One of the best ideas I’ve heard for dealing with the estate is what my husband’s father and his brothers and sisters did for their parents’ things – they held a silent auction. The various family members wrote down bids for what they wanted; the highest bid got it; all of the money went into a kitty and was divided between the siblings. I thought that as a really creative way of solving a difficult problem.
That is a creative way for dealing with the dilemma of “who gets what”. I really like that Becca! 🙂 And your parents are super awesome for being so prepared like that – that will definitely make it all so much easier on you and your siblings. You have some great parents! 🙂
Jessi, I’m so sorry for your loss. I hope you and your family are finding some comfort in your memories.
Conversations about death, last wishes, and memorial desires are uncomfortable and difficult to have, but they are essential. My mother recently told me that she really likes the idea of gravestones with pictures on them, since it makes the person and their life seem more real. She would like to have one of them herself, and I never would’ve known this, had we not discussed it.
I love your mom’s idea! She’s so right, that really does make their life seem real. 🙂 And thank you so much for your encouragement Amy!
Preparing for death is important for anybody that has responsibilities. It seems that a lot of people don’t understand the importance of that kind of thinking. We all think that we are invincible and place a huge burden on our loved ones when we unexpectedly pass away. That is why it is so imperative to make proper arrangements now. I’m so happy that you made a point about that. http://www.dobsonsmonumental.com.au/granite/outdoor/
Thank you so much for sharing such a personal experience to help others. Obviously nobody ever wants to have to think about or deal with death, either theirs or a loved one’s. It’s something that is important to do, though, and this article definitely helps me know where to start! Thank you again!
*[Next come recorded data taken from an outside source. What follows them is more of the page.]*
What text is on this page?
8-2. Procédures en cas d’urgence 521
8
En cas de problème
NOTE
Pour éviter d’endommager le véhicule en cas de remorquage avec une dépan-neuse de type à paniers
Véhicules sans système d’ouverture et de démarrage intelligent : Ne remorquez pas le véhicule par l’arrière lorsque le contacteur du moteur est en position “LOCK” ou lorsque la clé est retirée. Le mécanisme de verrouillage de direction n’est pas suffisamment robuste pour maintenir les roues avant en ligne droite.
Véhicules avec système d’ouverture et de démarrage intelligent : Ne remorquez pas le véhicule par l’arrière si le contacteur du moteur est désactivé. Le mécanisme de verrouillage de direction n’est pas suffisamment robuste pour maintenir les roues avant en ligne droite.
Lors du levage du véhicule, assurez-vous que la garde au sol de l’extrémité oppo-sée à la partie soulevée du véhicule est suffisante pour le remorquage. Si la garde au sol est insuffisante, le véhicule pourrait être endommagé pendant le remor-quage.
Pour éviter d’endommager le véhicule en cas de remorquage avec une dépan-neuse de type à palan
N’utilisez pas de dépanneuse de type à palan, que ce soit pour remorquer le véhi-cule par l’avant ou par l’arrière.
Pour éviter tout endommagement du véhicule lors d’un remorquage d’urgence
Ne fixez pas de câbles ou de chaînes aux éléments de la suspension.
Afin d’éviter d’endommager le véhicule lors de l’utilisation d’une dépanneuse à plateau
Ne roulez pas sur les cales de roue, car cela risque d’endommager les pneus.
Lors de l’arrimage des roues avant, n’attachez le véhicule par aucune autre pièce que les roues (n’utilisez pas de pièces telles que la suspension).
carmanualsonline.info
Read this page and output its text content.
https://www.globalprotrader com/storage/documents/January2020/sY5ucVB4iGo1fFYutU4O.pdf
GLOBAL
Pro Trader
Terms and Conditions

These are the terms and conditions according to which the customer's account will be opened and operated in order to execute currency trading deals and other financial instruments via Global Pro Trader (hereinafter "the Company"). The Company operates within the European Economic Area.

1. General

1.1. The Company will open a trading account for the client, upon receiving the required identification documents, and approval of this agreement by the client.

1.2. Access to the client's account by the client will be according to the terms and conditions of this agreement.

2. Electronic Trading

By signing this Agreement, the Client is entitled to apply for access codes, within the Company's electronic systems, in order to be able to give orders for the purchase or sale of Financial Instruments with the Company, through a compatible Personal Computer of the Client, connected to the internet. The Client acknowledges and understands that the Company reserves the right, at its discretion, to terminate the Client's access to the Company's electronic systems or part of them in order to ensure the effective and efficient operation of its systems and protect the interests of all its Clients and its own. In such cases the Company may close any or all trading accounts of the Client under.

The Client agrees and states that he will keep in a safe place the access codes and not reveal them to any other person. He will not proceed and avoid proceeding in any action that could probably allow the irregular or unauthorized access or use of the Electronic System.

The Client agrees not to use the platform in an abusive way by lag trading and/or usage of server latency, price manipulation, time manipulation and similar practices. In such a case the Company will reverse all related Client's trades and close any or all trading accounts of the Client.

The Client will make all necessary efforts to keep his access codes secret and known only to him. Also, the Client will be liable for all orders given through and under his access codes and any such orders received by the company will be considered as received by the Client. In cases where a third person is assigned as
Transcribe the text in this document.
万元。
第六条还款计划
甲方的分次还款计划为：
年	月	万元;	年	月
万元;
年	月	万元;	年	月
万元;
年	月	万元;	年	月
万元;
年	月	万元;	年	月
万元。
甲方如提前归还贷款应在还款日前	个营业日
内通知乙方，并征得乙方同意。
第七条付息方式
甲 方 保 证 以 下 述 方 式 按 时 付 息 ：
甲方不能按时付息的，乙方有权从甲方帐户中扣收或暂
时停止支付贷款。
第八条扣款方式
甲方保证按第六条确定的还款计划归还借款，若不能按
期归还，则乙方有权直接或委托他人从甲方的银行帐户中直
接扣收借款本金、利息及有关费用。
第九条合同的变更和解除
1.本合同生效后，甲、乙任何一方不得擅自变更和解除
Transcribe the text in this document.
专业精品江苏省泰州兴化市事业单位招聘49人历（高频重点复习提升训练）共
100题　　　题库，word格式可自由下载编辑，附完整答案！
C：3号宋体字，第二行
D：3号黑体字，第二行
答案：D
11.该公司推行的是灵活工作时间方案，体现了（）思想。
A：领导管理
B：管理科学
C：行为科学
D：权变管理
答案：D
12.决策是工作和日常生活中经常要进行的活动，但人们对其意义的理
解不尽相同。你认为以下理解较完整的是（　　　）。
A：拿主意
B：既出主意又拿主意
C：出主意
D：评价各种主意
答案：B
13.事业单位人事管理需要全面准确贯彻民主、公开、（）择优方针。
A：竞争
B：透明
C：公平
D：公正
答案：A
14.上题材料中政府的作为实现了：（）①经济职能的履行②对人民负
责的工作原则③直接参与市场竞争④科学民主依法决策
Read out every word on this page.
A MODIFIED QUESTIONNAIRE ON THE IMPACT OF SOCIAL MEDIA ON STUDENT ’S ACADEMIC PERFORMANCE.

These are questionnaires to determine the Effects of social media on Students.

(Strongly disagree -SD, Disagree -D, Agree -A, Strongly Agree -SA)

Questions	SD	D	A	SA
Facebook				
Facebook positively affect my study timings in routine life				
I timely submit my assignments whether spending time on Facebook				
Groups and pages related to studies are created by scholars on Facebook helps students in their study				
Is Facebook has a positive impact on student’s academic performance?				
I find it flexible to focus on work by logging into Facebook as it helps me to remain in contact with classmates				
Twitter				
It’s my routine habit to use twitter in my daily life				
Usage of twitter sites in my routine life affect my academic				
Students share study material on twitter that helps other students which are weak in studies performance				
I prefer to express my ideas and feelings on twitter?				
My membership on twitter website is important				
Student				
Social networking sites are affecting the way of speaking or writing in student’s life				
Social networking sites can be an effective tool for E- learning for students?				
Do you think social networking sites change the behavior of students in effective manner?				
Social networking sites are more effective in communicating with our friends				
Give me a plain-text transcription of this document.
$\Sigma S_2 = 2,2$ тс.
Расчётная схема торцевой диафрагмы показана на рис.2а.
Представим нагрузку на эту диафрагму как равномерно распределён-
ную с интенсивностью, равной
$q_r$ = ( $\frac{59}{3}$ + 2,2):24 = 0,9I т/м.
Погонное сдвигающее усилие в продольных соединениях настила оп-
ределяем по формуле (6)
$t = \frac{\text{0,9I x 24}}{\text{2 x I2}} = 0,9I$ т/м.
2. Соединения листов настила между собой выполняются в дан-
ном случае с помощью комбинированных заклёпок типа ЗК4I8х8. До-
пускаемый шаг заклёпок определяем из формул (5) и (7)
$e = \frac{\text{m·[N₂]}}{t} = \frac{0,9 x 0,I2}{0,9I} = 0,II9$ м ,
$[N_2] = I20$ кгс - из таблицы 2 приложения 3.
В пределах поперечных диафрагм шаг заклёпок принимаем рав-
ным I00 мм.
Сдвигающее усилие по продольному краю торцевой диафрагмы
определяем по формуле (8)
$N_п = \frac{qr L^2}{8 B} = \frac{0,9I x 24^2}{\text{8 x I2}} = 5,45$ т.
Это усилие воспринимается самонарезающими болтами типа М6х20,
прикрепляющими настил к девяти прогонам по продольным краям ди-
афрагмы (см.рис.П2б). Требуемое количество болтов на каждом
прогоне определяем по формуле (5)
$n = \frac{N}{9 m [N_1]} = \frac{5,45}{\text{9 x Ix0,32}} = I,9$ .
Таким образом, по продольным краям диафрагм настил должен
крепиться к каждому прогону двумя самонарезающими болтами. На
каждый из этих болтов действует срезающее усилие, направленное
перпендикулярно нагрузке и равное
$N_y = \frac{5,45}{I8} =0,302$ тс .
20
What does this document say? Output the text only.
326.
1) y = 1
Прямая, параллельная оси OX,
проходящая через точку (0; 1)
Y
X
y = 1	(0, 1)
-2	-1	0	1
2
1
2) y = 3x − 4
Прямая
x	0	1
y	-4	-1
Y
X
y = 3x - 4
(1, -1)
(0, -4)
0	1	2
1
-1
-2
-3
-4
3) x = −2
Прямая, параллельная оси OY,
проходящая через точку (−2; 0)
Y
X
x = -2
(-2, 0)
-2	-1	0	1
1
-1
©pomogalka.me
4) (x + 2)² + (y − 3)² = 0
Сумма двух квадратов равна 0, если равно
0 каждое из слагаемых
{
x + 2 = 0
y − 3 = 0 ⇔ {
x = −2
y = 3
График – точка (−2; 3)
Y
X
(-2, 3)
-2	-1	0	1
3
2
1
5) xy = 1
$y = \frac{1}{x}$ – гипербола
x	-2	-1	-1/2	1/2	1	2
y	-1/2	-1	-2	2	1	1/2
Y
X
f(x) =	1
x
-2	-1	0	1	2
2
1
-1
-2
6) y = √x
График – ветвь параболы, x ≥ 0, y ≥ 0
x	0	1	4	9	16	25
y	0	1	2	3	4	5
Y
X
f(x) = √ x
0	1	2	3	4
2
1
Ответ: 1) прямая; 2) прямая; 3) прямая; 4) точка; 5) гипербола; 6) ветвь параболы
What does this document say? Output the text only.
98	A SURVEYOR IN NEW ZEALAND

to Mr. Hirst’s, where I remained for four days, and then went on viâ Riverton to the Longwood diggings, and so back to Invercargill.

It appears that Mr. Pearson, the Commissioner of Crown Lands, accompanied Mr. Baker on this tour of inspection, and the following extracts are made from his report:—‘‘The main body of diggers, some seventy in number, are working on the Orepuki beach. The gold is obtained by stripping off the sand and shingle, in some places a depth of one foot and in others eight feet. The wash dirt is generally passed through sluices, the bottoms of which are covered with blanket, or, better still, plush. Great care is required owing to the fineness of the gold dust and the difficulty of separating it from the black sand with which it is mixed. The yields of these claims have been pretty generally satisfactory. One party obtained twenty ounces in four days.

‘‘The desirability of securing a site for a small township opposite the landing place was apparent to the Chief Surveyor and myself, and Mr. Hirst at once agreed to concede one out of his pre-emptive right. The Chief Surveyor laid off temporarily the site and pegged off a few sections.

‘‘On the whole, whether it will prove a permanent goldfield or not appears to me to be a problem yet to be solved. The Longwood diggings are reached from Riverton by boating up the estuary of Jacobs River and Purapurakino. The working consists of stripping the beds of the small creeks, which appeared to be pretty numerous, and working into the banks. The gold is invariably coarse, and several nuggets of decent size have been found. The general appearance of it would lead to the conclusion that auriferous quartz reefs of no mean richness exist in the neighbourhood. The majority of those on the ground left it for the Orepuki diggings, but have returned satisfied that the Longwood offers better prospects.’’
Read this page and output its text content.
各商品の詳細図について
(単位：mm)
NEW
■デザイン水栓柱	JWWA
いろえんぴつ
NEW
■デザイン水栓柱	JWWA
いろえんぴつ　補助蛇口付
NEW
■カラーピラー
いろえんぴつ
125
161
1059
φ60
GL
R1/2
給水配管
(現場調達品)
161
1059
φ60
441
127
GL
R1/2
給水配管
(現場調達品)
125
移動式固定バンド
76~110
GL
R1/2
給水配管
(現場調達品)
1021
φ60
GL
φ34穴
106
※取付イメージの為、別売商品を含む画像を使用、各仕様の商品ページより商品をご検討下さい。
You are so very welcome Veronica!
Death is a very hard thing, and sadly, all of us will lose people we love. You made a great point about not fighting over money and things after our loved ones die. To me, fighting over something so unimportant is dishonoring them. Before my grandmother died, she had written instructions for her burial and a will. My mother and I made sure her burial went exactly as grandma wanted. I think it is important for everyone to create a will at some point in their lives. It may help to stop some of the fighting between family members during their time of loss. Thank you for sharing.
My grandparents actually planned their own funerals, down to the caskets and flowers and venue, so we didn’t have to spend our grieving time on the phone, making a bunch of plans and trying to figure out something we think they’d like. I know I also want to be cremated when I pass. I’ve seen some amazing things done with ashes lately. I think I’d want to be buried with a tree sapling on family property, and maybe some of my ashes pressed into a diamond ring or necklace, or perhaps mixed into a glass memorial piece like Artful Ashes does. Funerals are already expensive enough without spending thousands on a wooden box to decay in. I’m totally okay with not having any kind of a grave marker.